Déficience intellectuelle et itinérance : quand l’angle mort des politiques publiques devient une crise de droits humains

Au Québec, on aime croire que notre filet social protège les plus vulnérables. Pourtant, la réalité racontée dans la lettre ouverte « Déficience intellectuelle et itinérance : l’angle mort des services sociaux du Québec », signée par Amélie Duranleau et Catherine Lapointe, nous oblige à regarder en face un échec collectif.

Cet échec, ce sont les personnes ayant une déficience intellectuelle qui en paient le prix.
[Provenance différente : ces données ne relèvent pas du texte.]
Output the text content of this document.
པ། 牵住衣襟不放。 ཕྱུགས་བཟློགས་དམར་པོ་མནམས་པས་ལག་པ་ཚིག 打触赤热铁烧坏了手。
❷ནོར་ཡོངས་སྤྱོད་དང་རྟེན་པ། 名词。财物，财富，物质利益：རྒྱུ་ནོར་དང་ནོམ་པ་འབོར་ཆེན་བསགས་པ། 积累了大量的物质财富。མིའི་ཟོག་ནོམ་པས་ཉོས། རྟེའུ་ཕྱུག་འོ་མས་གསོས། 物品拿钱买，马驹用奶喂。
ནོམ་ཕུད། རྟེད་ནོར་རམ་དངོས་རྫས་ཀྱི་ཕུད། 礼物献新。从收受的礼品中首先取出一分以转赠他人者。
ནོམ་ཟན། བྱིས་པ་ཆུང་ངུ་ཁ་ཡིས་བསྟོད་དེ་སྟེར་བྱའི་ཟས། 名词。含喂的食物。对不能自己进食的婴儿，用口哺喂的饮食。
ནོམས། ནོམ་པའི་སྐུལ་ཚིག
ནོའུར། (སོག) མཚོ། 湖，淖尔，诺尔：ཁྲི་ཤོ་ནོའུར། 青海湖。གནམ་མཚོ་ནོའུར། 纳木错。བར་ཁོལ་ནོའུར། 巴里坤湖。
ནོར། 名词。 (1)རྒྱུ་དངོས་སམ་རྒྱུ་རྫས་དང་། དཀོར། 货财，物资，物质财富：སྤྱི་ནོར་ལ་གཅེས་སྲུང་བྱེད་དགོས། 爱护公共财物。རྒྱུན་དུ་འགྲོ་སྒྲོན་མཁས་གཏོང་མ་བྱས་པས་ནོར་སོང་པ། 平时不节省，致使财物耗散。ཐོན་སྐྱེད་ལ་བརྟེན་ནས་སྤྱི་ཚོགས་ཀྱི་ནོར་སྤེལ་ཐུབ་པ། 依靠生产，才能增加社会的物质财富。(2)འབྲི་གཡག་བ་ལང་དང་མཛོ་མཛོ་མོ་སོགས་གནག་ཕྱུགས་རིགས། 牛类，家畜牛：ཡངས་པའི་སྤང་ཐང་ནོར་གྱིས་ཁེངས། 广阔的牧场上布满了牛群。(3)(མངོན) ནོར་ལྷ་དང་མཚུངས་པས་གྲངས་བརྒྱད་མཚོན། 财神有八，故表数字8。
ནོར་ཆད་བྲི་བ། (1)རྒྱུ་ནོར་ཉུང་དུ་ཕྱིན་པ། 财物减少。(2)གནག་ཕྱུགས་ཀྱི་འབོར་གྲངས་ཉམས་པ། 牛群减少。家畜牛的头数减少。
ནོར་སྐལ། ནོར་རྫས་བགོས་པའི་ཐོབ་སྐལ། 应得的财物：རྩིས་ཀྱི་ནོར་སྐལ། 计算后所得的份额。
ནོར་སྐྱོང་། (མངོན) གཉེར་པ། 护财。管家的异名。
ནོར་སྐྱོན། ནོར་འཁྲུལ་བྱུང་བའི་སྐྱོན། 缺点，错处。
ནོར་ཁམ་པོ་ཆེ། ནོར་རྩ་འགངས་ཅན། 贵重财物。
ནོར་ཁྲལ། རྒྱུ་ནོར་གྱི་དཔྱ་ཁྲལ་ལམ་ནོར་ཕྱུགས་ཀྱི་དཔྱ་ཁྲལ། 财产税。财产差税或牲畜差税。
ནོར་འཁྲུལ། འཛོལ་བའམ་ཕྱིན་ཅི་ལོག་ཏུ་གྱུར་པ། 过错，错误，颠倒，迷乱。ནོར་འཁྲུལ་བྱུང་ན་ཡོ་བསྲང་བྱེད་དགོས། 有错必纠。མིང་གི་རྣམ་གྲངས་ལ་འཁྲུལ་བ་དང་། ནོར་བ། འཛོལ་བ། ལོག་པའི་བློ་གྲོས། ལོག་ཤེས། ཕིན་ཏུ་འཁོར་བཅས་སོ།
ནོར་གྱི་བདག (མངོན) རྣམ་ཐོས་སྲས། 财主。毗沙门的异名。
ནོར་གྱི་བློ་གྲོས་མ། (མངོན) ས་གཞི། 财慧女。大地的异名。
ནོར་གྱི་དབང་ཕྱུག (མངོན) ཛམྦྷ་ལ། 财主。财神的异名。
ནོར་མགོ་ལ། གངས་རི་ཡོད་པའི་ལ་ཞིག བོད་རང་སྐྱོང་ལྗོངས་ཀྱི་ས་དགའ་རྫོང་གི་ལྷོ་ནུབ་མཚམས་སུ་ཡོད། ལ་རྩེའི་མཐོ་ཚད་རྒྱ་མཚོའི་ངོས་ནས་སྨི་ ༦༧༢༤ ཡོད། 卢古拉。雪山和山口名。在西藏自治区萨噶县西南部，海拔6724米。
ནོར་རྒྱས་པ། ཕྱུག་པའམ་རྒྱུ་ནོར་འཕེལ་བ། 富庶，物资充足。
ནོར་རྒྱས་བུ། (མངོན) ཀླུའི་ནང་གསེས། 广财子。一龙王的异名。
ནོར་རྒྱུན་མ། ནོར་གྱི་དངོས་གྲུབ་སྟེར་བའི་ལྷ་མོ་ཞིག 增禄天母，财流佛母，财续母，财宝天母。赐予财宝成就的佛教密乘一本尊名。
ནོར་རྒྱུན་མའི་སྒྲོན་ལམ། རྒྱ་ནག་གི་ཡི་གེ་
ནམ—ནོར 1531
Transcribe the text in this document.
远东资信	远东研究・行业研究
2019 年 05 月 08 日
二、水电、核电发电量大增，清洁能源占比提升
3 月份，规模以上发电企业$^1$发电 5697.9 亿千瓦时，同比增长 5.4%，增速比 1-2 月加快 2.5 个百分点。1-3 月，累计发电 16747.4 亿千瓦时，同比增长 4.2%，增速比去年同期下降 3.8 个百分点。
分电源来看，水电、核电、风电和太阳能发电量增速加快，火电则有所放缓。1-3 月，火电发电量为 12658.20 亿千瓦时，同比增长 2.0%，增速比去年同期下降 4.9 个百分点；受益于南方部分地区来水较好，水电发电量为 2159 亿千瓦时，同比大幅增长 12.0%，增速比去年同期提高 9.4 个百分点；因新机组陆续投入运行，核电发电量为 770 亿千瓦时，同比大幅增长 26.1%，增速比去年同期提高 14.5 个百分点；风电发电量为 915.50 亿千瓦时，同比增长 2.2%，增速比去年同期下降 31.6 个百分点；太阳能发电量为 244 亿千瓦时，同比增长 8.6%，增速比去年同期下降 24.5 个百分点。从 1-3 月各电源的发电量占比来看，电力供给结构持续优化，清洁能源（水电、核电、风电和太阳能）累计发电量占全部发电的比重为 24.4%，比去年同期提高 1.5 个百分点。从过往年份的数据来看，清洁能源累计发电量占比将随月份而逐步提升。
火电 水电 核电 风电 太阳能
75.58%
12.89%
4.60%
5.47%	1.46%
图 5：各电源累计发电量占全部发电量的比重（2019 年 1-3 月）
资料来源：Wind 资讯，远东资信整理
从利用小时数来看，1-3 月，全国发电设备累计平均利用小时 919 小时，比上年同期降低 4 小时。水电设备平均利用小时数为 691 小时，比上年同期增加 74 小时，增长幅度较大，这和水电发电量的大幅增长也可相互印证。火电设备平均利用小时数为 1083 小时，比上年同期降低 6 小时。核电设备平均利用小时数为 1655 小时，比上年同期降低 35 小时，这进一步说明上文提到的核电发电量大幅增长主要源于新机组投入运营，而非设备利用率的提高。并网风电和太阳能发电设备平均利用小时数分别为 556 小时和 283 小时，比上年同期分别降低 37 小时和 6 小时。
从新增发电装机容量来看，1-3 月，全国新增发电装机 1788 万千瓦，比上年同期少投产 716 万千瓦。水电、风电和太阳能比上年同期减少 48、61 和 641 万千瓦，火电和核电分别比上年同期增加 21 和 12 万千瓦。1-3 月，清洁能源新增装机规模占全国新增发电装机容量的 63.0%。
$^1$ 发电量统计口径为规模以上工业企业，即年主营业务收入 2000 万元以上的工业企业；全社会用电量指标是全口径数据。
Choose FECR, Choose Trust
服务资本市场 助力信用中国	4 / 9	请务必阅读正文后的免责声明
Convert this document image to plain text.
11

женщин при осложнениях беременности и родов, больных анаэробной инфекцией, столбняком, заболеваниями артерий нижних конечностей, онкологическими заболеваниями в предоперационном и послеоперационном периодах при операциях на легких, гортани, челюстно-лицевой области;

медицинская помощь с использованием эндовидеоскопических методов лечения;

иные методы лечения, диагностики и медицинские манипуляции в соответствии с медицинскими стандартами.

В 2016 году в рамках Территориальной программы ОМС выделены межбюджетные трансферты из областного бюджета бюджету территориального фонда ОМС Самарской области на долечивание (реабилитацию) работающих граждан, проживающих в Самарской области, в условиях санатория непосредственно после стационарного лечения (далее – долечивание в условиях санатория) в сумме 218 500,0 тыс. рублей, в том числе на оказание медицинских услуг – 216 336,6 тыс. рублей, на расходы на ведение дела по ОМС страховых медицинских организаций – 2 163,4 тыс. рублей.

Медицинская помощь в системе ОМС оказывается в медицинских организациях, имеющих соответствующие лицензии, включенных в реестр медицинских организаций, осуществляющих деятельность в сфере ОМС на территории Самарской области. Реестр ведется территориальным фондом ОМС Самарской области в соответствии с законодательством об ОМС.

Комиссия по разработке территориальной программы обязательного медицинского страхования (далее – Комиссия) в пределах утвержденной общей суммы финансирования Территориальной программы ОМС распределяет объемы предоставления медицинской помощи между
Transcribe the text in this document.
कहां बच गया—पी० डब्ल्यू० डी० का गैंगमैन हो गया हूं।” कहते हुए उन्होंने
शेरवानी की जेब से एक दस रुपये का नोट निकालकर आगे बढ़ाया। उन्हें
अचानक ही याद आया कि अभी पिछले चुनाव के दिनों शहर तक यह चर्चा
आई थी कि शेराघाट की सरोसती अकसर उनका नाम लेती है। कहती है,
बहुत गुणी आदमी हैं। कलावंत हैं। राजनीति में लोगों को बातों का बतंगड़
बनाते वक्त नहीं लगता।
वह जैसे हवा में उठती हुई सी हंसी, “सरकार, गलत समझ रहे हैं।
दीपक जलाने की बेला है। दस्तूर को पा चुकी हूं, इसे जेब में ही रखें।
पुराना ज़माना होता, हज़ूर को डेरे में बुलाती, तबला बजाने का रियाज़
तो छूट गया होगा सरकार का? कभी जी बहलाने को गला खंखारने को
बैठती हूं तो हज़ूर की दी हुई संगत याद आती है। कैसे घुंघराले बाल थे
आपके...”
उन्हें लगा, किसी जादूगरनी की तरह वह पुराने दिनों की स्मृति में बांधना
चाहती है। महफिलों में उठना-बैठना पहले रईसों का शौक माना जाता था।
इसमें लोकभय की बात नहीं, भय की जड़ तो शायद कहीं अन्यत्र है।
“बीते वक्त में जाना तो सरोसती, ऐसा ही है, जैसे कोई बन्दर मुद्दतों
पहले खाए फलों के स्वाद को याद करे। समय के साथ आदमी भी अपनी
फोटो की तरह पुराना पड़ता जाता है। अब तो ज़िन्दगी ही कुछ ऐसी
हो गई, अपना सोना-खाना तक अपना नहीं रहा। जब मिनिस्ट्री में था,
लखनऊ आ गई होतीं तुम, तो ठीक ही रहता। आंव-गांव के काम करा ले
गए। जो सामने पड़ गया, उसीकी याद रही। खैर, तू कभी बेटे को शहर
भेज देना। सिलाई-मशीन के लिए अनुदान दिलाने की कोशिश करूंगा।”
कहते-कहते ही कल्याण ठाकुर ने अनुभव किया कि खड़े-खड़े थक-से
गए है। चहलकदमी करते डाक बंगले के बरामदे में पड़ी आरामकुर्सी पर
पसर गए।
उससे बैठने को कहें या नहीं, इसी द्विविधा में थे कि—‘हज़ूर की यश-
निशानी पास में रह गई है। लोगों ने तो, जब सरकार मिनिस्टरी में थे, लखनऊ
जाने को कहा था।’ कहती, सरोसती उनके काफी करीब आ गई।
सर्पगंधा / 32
Trop souvent, elles se retrouvent prises dans une spirale d’exclusion qui mène à la précarité résidentielle, puis à l’itinérance.

Pour le Regroupement d’organismes de personnes handicapées du Centre-du-Québec (ROPHCQ), cette réalité n’est pas une surprise. Elle est la conséquence directe de décennies de politiques publiques qui n’ont jamais réellement intégré les besoins spécifiques des personnes handicapées dans les stratégies de lutte contre la pauvreté, l’exclusion et l’itinérance.

L’itinérance n’est jamais un choix

Les propos rapportés récemment de la ministre de la Santé et des Services sociaux, laissant entendre qu’une personne aurait « choisi » de rester dans la rue, sont profondément troublants.

Une personne ayant une déficience intellectuelle ne choisit pas l’itinérance. Elle y est poussée par un système qui échoue à lui offrir les soutiens nécessaires au bon moment.

Avant de se retrouver dans la rue, ces personnes ont traversé plusieurs systèmes : l’école, la protection de la jeunesse, les services sociaux, parfois même le système judiciaire. À chacune de ces étapes, il existe des occasions d’agir. Des occasions qui ont manquées si cette personne se retrouve maintenant à la rue.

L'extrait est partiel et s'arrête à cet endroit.